- The Electronic Frontier Foundation called on Coinbase to release regular transparency reports about government requests for user data.
- It's concerned about financial institutions being asked to provide information about users without a warrant.
- A U.S. appeals court ruled this year found that cryptocurrency users sacrifice some privacy when using an exchange.
In at least one key way, cryptocurrency exchanges are exactly like banks: Americans who use them can have their information turned over to government agencies without a warrant.
The Electronic Frontier Foundation (EFF), a privacy-centric civil liberties group, has had enough of that, so it's looking for cryptocurrency exchanges—whose users often prize crypto's anonymity and censorship-resistance—to push back.
Today, it called on Coinbase to release regular transparency reports detailing government requests for user information—and how the exchange responds.
"EFF has become increasingly concerned that payment processors are being asked to turn over information on their customers, without any mechanism for the public to know who is making those requests, or how often," Haley Tsukayama wrote in an EFF blog post today.
She continued: "In providing the public with data on how often law enforcement seek user data and how often services comply, transparency reports show whether companies are living up to their promises to protect user privacy."

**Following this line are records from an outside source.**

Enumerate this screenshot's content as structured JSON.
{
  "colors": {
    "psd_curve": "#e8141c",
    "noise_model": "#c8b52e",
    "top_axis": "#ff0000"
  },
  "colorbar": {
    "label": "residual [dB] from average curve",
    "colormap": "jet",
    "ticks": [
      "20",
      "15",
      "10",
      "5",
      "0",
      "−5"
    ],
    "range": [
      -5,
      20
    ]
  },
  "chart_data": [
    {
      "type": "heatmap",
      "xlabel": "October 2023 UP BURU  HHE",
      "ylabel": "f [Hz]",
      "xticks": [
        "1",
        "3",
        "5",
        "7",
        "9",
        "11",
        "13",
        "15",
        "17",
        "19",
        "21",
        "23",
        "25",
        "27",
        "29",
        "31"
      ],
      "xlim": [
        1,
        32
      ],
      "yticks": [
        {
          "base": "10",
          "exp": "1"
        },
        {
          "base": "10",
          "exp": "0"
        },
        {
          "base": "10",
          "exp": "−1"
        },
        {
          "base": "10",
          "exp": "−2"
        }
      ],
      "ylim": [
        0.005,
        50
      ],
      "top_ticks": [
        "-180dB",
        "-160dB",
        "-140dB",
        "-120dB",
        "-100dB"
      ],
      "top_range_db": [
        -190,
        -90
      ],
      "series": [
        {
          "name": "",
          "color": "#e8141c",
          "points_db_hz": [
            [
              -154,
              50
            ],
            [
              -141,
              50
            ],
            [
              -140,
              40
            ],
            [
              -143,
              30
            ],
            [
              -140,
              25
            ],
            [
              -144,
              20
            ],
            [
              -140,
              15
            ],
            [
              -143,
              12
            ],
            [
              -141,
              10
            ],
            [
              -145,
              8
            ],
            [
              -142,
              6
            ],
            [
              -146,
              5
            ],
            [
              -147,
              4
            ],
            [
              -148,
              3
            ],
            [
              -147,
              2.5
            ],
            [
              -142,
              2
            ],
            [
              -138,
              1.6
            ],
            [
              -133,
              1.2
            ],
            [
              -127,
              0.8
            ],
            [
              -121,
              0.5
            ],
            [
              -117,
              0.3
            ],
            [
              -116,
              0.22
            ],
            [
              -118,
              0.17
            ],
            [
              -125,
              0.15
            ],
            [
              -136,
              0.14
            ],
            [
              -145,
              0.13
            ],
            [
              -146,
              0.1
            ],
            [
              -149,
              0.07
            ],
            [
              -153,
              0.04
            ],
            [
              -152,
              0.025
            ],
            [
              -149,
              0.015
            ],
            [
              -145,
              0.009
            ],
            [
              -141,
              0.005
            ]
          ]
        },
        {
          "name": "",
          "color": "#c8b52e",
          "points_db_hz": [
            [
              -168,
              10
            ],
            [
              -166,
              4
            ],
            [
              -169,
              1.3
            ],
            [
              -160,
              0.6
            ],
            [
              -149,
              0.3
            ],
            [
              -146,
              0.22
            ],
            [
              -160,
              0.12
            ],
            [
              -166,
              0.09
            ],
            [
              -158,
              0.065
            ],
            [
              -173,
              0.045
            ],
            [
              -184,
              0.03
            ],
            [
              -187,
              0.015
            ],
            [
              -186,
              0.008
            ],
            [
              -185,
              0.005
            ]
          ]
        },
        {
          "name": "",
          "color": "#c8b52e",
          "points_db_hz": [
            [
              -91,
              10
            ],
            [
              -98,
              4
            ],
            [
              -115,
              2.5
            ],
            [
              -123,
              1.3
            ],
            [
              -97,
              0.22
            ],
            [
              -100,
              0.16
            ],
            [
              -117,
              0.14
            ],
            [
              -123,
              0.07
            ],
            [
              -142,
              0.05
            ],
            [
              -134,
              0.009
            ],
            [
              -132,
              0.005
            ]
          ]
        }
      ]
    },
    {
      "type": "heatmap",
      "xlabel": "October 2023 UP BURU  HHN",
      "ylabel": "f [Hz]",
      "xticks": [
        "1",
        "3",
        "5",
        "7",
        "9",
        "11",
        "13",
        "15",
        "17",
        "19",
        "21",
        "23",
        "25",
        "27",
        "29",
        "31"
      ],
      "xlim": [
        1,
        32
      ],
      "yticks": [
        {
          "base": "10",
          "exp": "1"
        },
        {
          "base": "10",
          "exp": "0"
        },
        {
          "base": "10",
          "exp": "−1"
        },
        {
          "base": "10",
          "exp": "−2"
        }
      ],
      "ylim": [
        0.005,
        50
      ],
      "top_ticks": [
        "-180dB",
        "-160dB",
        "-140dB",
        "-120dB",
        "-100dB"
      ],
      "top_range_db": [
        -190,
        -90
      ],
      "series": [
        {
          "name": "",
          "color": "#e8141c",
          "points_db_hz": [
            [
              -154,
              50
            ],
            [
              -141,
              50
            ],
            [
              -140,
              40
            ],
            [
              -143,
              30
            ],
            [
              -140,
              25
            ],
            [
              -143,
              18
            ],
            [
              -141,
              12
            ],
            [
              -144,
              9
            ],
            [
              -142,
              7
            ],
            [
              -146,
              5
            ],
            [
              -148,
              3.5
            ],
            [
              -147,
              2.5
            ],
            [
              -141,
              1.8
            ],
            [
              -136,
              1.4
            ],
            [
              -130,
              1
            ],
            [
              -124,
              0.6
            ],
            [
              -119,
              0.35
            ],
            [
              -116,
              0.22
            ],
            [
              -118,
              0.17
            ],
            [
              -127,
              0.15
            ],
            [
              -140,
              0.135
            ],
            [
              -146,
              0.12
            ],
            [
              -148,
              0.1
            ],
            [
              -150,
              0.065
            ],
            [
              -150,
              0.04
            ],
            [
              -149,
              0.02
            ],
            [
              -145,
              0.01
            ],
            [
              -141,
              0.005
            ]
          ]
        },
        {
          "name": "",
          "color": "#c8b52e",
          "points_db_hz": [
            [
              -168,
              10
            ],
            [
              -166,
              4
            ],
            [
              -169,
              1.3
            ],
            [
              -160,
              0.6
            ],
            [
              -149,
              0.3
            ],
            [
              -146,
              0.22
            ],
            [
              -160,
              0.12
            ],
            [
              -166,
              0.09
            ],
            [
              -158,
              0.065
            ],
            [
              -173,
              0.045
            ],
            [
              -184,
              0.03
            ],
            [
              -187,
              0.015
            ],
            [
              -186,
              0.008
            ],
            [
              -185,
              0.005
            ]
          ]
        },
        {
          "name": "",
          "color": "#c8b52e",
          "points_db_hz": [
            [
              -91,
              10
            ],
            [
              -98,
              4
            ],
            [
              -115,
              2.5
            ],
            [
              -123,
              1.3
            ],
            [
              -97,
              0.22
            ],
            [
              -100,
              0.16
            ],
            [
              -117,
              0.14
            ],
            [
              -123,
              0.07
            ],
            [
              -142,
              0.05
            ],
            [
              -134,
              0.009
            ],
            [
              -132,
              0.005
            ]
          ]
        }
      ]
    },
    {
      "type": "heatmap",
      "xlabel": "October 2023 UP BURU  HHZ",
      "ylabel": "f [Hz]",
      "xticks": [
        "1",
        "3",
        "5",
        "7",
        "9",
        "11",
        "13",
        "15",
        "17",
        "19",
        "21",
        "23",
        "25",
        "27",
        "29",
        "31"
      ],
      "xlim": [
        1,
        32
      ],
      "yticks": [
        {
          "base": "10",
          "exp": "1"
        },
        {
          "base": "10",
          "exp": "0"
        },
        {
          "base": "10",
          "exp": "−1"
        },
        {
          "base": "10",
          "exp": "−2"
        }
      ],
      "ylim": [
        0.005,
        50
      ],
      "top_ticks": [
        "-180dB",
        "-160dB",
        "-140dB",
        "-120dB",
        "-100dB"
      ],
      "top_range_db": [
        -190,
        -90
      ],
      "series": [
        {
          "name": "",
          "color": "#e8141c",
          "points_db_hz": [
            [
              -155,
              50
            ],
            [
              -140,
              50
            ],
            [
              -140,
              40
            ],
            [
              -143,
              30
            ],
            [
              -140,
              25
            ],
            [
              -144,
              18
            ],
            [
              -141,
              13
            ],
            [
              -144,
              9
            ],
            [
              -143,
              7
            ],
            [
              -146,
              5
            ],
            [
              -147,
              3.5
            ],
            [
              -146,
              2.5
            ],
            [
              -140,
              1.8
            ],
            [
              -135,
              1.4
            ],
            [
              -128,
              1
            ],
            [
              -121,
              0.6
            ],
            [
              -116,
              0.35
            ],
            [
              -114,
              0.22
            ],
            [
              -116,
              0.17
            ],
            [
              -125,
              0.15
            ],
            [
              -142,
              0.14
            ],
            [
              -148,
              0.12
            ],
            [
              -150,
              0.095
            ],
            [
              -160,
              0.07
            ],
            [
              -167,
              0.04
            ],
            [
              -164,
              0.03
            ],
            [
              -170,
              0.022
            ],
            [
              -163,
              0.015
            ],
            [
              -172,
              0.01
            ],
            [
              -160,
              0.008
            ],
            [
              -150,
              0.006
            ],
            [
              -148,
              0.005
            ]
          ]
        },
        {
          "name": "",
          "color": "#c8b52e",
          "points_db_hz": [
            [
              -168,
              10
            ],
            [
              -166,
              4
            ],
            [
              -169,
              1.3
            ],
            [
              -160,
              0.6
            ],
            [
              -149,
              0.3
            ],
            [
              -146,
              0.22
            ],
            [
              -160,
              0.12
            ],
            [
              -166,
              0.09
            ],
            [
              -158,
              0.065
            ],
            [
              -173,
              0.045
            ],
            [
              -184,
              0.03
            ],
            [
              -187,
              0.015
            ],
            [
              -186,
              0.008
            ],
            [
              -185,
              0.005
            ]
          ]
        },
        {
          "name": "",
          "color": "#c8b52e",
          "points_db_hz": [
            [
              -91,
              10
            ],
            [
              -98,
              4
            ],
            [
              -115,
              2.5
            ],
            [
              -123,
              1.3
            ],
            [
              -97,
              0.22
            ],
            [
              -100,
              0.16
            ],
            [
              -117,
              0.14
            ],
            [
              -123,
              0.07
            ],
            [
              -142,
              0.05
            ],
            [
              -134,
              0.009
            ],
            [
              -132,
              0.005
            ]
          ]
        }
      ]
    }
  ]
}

In EFF's view, Coinbase has, at least on one occasion, not protected user privacy.
It points to the exchange's role in providing information to federal law enforcement as part of an investigation into a child pornography site that took payments in Bitcoin.
In that case, the federal government subpoenaed Coinbase for details on any users who had sent Bitcoin to any account associated with the site. Coinbase pointed agents to a customer named Richard Gratkowski. Law enforcement used that information to obtain a search warrant for his house, where they allegedly found a hard drive with illegal porn.
Although they obtained a warrant to search Gratkowski's house, federal agents did not serve a warrant to Coinbase, meaning the subpoena request wasn't approved by a judge. As EFF notes, they didn't have to. A district court ruled that Gratkowski, as a cryptocurrency exchange user, lacked a reasonable expectation of privacy.
In upholding that decision, the Fifth Circuit Court of Appeals concluded:
"Bitcoin users have the option to maintain a high level of privacy by transacting without a third-party intermediary. But that requires technical expertise, so Bitcoin users may elect to sacrifice some privacy by transacting through an intermediary such as Coinbase."
In other words, when users turn over their financial data to a third party—whether it's a bank, cryptocurrency exchange, or another financial institution—their transactions are no longer necessarily private. Not your keys, not your Constitutional right to privacy.
EFF thinks the ruling "makes no sense in a world where everyone navigates through their daily life by relying on services such as email that provide third parties with access to sensitive information."
EFF stops short of faulting Coinbase for handing over information in the Gratkowski case. Instead, it wants to know how often such requests happen and how Coinbase decides whether or not to comply.
Notably, rival exchange Kraken releases a transparency report at the end of the year detailing how many requests it gets from law enforcement, including the country, agency, and location of the account holder.
Picking on Coinbase is something of a strategic decision as EFF wades into the crypto waters and appeals to users' basic expectation of privacy.
"As one of the largest individual companies in the U.S. cryptocurrency market, Coinbase wields tremendous power and influence over this dynamic," Tsukayama wrote. "It should stand up for its users and also use its market power and influence to show others that transparency reports are an industry standard for all cryptocurrency exchanges."